Estoy constantemente incómoda, ya que no estoy dispuesta a disfrutar sin culpa de un mundo donde el ser humano se siente orgulloso de hacer daño a los de su misma especie, donde le es fácil adentrarse en la neblina del privilegio y disfruta criticando a los demás sin darse cuenta de que la mierda que busca en los otros es la misma que no quiere encontrar en sí mismo.
Yo no pertenezco a ese mundo, así que, antes de irme, intento cambiarlo para poder decir, aunque sea de muerta, que en algún momento pertenecí a él.
Se dice que, gracias a la contaminación, el planeta se convertirá en un lugar inhabitable, pero para mí, ya lo es.
Me encuentro a diario rodeada de podredumbre, intentando salvar los pocos sentires reciclables que quedan.
Y no te confundas: dentro de todo este sentir caótico, puedo llamarme a mí misma una persona optimista, porque encuentro el optimismo como un don sagrado que todos tenemos, pero pocos usamos.
Aun así, respiro miedo, ya que me resulta realmente difícil disfrutar de una brisa fresca que es sintética cuando todos estamos ardiendo en llamas.
Y es que no me voy a dejar consumir, porque conozco lo que es la bondad; crecí con ella. Me alimenta desde que nací y me convirtió en un ser de fe.
Convivo con la bondad a diario.
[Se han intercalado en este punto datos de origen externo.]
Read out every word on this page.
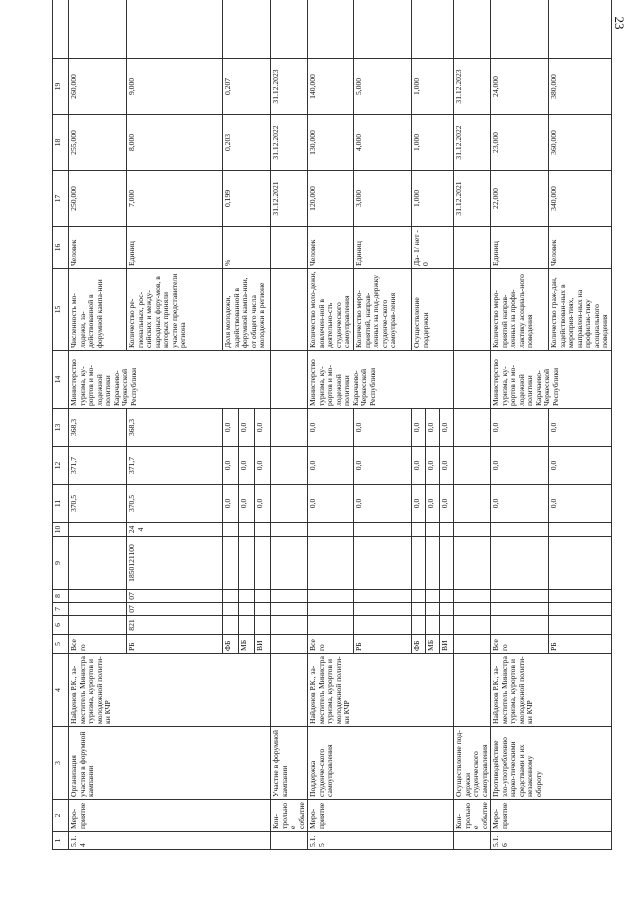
23
1	2	3	4	5	6	7	8	9	10	11	12	13	14	15	16	17	18	19	
5.1.4	Меро-приятие	Организация участия в форумной кампании	Найденов Р.К., за-меститель Министра туризма, курортов и молодежной полити-ки КЧР	Всего						370,5	371,7	368,3	Министерство туризма, ку-рортов и мо-лодежной политики Карачаево-Черкесской Республики	Численность мо-лодежи, за-действованной в форумной кампа-нии	Человек	250,000	255,000	260,000	
				РБ	821	07	07	1850121100	244	370,5	371,7	368,3		Количество ре-гиональных, рос-сийских и между-народных фору-мов, в которых приняли участие представители региона	Единиц	7,000	8,000	9,000	
				ФБ						0,0	0,0	0,0		Доля молодежи, задействованной в форумной кампа-нии, от общего числа молодежи в регионе	%	0,199	0,203	0,207	
				МБ						0,0	0,0	0,0							
				ВИ						0,0	0,0	0,0							
	Кон-трольное событие	Участие в форумной кампании														31.12.2021	31.12.2022	31.12.2023	
5.1.5	Меро-приятие	Поддержка студенче-ского самоуправления	Найденов Р.К., за-меститель Министра туризма, курортов и молодежной полити-ки КЧР	Всего						0,0	0,0	0,0	Министерство туризма, ку-рортов и мо-лодежной политики Карачаево-Черкесской Республики	Количество моло-дежи, вовлечен-ной в деятельно-сть студенческого самоуправления	Человек	120,000	130,000	140,000	
				РБ						0,0	0,0	0,0		Количество меро-приятий, направ-ленных на под-держку студенче-ского самоуправ-ления	Единиц	3,000	4,000	5,000	
				ФБ						0,0	0,0	0,0		Осуществление поддержки	Да- 1/ нет - 0	1,000	1,000	1,000	
				МБ						0,0	0,0	0,0							
				ВИ						0,0	0,0	0,0							
	Кон-трольное событие	Осуществление под-держки студенческого самоуправления														31.12.2021	31.12.2022	31.12.2023	
5.1.6	Меро-приятие	Противодействие зло-употреблению нарко-тическими средствами и их незаконному обороту	Найденов Р.К., за-меститель Министра туризма, курортов и молодежной полити-ки КЧР	Всего						0,0	0,0	0,0	Министерство туризма, ку-рортов и мо-лодежной политики Карачаево-Черкесской Республики	Количество меро-приятий направ-ленных на профи-лактику асоциаль-ного поведения	Единиц	22,000	23,000	24,000	
				РБ						0,0	0,0	0,0		Количество граж-дан, задействован-ных в мероприя-тиях, направлен-ных на профилак-тику асоциального поведения	Человек	340,000	360,000	380,000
No siempre logro darme cuenta de que está frente a mí, pero la siento.
La siento cuando alguien abandona algo de sí para dárselo a otro, aun sabiendo que él mismo lo necesita, pero reconociendo que la otra persona lo necesita más.
La bondad es algo casi imperceptible, porque la paz es silenciosa, pero la guerra hace un ruido brutal.
Es más fácil escuchar el daño, y se necesita una fuerza inmensa para oír el silencio entre tanto ruido.
Así que me voy a quedar en esta posición incómoda, esperando que un día pueda escuchar ese silencio que tanto anhelo.